While Team A (Professor Alford, Mauri, Robbie, Krissy) met with the CRS lawyer, Team B (Dana, Sam, Mike) met with a branch of the Department of Agriculture called the Bureau of Agrarian Reform Beneficiary Development.  This governmental bureau aims to provide services to the beneficiaries of land reform: those who have received land titles or are leasing new lands as a result of government (re)distribution of land.  The bureau is involved in various projects, the most exciting of which for the team was a de-centralized model of microfinancing for small farmers and cooperatives which has successfully overcome many of the barriers that inhibits lending to small farmers.

Team A and Team B joined forces again in the afternoon, creating Team Awesome (aka Team Philippines), and we met with the National Livelihood Development Council (NLDC). NLDC is a government-owned social lending corporation that provides funding to rurally-based microfinance institutions and specifically aims to provide services to the beneficiaries of agrarian reform.

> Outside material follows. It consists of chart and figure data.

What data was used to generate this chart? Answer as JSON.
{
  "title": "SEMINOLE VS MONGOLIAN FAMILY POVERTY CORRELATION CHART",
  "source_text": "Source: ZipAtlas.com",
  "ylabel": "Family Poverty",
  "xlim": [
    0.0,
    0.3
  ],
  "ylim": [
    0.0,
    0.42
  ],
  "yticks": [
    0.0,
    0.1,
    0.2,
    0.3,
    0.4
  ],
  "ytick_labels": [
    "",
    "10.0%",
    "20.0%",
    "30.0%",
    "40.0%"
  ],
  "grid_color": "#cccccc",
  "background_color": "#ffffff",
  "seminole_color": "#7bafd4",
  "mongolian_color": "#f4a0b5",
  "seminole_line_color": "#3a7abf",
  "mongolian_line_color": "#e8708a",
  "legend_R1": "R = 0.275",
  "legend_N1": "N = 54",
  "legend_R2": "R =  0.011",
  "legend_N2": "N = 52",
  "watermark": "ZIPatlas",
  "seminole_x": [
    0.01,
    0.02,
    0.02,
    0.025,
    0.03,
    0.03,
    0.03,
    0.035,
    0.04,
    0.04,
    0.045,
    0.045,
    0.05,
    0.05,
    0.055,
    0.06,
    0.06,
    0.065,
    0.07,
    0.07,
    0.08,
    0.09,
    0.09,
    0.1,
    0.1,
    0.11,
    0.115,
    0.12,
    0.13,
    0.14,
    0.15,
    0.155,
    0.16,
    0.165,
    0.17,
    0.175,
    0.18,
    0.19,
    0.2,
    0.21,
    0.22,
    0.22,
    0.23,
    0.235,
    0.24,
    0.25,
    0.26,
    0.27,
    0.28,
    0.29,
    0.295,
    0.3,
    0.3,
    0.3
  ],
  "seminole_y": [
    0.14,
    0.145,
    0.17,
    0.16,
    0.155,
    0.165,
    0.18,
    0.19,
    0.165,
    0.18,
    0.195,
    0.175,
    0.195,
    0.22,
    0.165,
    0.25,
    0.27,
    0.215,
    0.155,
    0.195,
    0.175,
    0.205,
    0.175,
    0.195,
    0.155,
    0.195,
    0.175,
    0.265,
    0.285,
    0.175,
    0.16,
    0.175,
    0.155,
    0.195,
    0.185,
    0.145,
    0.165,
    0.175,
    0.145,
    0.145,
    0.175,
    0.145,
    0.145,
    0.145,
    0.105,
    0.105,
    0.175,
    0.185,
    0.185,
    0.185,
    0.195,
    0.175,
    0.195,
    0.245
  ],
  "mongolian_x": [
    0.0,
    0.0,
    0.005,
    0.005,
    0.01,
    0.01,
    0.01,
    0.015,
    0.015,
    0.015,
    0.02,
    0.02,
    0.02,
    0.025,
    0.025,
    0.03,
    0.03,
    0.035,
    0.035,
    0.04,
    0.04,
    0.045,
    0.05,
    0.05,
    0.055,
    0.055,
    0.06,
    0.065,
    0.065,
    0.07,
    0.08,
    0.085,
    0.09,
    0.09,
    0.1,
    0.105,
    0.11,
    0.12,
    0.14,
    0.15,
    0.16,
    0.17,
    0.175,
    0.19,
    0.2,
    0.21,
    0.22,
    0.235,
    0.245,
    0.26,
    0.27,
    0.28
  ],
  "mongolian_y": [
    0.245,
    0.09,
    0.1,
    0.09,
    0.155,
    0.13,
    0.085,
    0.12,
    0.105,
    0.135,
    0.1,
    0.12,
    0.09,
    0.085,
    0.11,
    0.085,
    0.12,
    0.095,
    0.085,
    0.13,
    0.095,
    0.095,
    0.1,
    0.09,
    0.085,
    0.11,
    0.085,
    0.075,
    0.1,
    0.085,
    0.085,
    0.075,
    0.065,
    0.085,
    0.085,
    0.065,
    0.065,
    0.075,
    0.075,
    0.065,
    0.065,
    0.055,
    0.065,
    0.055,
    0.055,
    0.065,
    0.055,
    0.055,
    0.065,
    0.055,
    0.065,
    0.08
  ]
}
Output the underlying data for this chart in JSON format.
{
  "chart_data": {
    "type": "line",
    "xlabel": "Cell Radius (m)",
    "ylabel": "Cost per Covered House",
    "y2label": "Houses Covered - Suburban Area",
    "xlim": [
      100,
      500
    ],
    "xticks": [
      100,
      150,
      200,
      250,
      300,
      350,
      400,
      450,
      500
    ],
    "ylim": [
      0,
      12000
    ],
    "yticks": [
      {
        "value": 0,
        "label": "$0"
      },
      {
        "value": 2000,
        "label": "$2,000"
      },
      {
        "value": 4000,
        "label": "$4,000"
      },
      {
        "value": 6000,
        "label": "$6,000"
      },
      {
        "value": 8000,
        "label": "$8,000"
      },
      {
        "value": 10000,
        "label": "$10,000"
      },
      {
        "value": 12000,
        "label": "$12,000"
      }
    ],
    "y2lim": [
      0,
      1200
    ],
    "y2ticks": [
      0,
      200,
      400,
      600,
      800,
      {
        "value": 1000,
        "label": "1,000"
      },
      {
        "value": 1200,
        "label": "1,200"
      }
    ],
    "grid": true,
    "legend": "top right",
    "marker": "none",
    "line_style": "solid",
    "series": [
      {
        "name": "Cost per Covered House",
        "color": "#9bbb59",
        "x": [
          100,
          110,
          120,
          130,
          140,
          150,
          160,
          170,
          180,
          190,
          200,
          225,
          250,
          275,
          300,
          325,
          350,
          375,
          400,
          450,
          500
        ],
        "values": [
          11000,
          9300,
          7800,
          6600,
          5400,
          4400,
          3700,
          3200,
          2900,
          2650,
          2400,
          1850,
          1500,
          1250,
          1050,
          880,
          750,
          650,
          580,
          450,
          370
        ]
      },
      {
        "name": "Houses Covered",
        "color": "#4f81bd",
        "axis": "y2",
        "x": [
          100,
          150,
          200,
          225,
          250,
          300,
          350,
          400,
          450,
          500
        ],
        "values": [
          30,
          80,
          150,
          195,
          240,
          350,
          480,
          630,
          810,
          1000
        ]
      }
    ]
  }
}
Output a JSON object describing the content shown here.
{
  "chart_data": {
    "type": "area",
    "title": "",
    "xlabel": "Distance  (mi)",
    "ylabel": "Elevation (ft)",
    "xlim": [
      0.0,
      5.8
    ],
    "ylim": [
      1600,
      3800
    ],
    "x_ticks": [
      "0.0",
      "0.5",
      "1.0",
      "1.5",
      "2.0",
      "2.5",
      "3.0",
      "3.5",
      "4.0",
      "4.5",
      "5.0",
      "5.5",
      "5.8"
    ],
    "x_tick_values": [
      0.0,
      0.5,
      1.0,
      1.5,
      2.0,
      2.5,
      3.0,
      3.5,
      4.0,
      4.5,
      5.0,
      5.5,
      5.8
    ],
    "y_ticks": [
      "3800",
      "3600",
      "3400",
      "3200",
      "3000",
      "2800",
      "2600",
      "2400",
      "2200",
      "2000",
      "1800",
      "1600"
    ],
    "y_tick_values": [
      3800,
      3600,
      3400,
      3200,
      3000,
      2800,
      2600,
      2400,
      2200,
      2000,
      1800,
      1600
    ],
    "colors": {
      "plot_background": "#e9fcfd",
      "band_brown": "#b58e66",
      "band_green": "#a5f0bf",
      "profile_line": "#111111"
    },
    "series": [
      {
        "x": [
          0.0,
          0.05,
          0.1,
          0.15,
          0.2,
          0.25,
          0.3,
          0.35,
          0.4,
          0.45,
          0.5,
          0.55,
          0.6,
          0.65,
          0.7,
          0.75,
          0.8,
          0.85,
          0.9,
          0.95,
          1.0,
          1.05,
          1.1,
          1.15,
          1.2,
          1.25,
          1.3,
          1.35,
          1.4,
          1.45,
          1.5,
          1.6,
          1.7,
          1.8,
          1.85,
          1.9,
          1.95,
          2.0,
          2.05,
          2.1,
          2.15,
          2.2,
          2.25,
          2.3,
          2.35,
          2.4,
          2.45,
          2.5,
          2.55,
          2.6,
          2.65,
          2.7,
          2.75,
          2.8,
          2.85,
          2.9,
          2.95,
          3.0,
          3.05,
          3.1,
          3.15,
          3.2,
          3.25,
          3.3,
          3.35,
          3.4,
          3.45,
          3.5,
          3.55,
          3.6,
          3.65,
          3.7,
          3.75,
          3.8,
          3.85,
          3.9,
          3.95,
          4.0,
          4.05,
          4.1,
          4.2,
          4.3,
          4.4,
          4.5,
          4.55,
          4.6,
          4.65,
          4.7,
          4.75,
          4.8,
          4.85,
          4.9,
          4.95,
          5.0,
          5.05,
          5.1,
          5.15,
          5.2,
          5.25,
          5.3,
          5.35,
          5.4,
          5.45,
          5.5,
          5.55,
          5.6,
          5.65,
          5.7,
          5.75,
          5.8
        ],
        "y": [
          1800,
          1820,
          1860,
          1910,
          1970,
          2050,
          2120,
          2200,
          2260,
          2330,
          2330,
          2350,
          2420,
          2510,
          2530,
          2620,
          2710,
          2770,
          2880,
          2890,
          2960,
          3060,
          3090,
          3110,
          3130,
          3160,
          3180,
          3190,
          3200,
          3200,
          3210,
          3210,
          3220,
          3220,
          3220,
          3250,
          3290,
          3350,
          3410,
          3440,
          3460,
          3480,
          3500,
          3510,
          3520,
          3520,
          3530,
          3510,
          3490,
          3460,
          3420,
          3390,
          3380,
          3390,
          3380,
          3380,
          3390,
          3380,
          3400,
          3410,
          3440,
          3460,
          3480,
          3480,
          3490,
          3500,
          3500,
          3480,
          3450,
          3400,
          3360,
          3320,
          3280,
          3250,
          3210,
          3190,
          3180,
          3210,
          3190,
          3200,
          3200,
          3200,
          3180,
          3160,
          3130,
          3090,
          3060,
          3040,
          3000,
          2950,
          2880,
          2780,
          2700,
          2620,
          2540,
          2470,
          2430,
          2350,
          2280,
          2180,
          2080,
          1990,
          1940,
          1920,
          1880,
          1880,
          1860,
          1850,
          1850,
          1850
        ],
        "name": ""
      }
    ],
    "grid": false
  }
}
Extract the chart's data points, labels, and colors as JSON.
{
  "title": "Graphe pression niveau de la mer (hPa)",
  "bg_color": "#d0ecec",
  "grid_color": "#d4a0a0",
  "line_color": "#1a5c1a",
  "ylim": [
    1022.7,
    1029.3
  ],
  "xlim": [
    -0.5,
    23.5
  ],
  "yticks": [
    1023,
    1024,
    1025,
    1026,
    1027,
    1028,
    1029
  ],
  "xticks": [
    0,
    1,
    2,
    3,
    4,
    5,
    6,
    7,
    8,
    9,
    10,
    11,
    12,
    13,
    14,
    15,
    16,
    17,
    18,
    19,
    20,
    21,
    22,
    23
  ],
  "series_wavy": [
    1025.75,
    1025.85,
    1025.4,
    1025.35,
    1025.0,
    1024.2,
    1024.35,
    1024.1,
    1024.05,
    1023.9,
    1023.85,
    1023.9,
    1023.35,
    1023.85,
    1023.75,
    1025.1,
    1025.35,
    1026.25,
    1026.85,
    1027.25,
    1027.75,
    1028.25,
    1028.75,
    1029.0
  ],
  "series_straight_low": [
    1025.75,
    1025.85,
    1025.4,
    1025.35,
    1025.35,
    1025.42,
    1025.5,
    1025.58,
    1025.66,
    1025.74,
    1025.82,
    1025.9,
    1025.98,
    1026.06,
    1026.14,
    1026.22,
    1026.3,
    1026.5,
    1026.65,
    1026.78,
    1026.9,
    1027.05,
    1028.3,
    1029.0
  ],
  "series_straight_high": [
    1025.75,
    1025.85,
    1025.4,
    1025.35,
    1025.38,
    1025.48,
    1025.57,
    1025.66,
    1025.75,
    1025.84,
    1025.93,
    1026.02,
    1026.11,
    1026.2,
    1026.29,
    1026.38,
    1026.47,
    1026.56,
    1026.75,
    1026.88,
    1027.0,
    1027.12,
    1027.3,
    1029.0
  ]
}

Meeting with the National Livelihood Development Council

Meeting with the National Livelihood Development Council

After a full day of meetings, we killed some time at the Mall of Asia, a huge, huge mall, where we bought local SIM cards, played (super cheap!) arcades, and dreamed of getting massages. Team A then headed back to our home base in Manila, and Team B boarded a flight for Davao City. Team A will spend the rest of the week meeting with CRS’ NGO partners, cooperatives, government entities, and financing institutions in the northern island of Luzon. Team B will meet with a similar group of stakeholders in Mindanao, the southernmost island in the Philippines.